Project Description
The Odyssey, from Myth to Photography. Victor Bérard and Fred Boissonnas on the trail of Ulysses
A research project funded by the Swiss National Science (FNS) and led by Estelle Sohier and Jean-François Staszak, with Raphaël Pieroni.
The Odyssey of Homer is one of the fictional works that has fed the geographic imaginary of the Mediterranean since antiquity. In the history of efforts to make the text correspond to the Mediterranean space, the vast endeavor of the Hellenist, geographer, and politician Victor Bérard (1864-1931) and of the photographer Fred Boissonnas (1858-1946) stands out. A translator of Homer, Bérard set out with the Genevan photographer in 1912 on a months-long journey to prove, through photographs, that the Homeric poems were not merely fiction, but could be read as a faithful description of the Mediterranean at time of the Phoenicians. The Odyssey was thus considered a veritable “geographic document.” This hypothesis, since refuted, provoked admiration, debate, and controversy up until recent times. The discovery of an unpublished body of photographs conserved at the Bibliothèque de Genève, and the bringing to light of an ensemble of unexploited written sources, has allowed however a reconsideration of the history and significance of these documents.

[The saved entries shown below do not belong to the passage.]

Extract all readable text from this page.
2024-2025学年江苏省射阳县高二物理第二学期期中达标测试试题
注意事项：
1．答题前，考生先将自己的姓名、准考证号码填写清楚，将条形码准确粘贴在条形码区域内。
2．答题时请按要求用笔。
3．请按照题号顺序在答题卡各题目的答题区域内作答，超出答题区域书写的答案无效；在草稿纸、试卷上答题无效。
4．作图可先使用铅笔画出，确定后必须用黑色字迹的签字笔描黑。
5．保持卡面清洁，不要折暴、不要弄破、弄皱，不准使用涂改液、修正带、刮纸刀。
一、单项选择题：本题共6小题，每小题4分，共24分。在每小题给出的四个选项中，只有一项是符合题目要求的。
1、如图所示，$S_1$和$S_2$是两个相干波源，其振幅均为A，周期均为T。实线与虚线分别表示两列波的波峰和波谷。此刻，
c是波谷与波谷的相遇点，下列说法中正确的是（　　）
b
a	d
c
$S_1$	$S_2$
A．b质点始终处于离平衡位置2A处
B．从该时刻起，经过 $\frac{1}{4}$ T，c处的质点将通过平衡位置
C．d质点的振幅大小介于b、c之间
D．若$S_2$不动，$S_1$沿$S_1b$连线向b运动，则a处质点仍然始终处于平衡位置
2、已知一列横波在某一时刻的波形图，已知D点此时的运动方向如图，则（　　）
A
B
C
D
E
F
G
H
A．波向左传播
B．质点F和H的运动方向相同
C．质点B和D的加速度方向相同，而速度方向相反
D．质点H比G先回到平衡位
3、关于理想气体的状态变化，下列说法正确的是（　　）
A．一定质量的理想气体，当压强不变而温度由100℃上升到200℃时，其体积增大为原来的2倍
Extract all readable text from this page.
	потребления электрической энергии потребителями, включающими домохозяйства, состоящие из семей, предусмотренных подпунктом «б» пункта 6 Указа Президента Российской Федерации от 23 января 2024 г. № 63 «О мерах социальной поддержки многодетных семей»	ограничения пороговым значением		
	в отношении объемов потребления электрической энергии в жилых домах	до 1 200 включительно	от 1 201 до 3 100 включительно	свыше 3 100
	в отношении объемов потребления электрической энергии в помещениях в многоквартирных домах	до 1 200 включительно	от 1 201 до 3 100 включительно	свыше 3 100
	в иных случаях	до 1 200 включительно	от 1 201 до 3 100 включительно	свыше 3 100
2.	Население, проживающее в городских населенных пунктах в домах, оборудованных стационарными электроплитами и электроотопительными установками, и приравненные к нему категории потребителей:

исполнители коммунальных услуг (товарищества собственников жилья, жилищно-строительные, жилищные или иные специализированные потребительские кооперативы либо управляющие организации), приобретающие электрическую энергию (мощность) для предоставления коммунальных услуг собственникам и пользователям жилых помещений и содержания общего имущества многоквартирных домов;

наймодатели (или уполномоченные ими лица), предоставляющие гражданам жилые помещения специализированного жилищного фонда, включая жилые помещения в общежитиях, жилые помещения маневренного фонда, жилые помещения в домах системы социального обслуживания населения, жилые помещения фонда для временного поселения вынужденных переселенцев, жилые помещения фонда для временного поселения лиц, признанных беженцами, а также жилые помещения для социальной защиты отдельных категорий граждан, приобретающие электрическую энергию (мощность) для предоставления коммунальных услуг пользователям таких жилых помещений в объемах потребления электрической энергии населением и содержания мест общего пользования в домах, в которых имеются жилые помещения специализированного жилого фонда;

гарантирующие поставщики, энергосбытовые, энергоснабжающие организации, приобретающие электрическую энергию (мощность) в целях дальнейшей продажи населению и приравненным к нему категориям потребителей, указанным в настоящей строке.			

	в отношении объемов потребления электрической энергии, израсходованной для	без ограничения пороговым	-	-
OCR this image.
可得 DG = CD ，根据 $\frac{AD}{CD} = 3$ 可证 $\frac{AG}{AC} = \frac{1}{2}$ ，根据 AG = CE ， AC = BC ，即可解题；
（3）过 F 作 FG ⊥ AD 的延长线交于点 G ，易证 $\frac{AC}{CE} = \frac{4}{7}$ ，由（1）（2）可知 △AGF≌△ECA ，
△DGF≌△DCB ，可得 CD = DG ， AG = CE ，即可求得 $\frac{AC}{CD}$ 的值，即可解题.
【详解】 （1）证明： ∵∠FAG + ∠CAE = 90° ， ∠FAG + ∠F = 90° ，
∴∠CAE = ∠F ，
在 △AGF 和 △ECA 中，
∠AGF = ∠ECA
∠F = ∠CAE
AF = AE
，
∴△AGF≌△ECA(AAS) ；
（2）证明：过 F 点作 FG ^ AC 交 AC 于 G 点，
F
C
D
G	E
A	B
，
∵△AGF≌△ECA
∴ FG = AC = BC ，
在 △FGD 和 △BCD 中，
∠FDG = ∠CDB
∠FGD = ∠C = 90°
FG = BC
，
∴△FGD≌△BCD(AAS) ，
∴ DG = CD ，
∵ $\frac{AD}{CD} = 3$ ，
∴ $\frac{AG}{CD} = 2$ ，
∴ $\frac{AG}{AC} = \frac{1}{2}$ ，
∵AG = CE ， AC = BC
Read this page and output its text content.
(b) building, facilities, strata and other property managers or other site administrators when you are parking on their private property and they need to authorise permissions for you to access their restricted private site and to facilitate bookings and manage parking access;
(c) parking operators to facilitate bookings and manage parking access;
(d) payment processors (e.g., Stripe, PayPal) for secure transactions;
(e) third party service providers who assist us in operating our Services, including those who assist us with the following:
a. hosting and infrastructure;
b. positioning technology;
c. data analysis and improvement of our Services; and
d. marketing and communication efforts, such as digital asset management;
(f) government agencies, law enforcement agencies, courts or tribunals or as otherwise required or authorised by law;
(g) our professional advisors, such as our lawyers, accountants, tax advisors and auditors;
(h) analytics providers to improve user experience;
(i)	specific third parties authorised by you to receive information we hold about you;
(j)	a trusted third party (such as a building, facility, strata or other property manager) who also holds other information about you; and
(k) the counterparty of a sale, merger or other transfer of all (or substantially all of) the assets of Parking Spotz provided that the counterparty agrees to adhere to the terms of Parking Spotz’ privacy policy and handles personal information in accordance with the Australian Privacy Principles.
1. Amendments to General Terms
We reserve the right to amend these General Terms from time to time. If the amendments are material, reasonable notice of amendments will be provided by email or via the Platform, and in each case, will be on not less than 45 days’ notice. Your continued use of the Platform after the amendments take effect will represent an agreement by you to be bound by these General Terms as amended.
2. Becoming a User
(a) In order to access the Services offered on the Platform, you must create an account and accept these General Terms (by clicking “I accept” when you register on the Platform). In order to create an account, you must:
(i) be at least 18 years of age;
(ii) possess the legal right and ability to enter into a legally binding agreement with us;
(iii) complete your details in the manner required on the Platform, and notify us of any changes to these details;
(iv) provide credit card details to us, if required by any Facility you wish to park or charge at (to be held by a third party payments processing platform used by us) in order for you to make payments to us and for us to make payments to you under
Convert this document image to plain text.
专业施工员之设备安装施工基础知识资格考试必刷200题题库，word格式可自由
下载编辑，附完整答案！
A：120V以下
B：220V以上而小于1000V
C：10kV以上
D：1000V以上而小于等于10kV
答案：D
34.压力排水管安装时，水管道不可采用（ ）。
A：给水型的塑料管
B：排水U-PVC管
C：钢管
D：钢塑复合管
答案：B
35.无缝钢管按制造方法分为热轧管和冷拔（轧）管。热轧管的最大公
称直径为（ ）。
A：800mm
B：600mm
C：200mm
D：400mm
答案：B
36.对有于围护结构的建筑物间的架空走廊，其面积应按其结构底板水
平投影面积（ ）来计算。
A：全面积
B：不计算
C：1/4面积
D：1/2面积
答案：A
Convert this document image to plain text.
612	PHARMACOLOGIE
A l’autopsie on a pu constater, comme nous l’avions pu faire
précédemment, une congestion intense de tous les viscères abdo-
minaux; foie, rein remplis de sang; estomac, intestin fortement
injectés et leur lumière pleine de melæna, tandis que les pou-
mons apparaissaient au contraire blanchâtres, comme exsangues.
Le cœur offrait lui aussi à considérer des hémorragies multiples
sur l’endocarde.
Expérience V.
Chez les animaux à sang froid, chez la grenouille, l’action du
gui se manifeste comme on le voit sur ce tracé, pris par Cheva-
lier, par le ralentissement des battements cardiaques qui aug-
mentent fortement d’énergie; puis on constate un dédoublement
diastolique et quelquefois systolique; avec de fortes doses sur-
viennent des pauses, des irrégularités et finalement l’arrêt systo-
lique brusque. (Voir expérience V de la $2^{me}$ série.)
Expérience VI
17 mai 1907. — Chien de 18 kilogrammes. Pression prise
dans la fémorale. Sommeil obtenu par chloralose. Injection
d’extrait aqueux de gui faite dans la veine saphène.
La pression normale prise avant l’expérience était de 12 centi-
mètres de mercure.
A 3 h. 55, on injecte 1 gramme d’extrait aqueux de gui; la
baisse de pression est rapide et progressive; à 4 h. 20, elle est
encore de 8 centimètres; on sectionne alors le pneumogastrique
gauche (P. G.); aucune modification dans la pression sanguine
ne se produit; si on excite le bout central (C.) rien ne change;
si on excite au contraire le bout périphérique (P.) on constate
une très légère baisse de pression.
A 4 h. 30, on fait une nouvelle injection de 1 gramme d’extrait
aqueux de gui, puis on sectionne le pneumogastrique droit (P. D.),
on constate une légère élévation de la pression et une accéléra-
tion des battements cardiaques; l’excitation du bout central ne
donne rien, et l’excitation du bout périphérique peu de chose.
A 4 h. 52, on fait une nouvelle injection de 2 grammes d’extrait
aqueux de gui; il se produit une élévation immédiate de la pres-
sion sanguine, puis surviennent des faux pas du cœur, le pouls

This project has several objectives: in part, it seeks to reconsider the artistic, scientific and political scope and nature of the photographic project of V. Bérard and F. Boissonnas, drawing on recent work on Victor Bérard under the direction of the Ecole française d'Athènes, and on Fred Boissonnas undertaken at the University of Geneva. But, more broadly, their endeavor also offers a novel and remarkable case study for examining the notions of a geographic imaginary (Mediterranean imaginaries, colonial imaginaries), the scientific application of photography, the history of geography and its methods for interpreting landscapes, and finally the possible forms of interconnection between geography and fiction.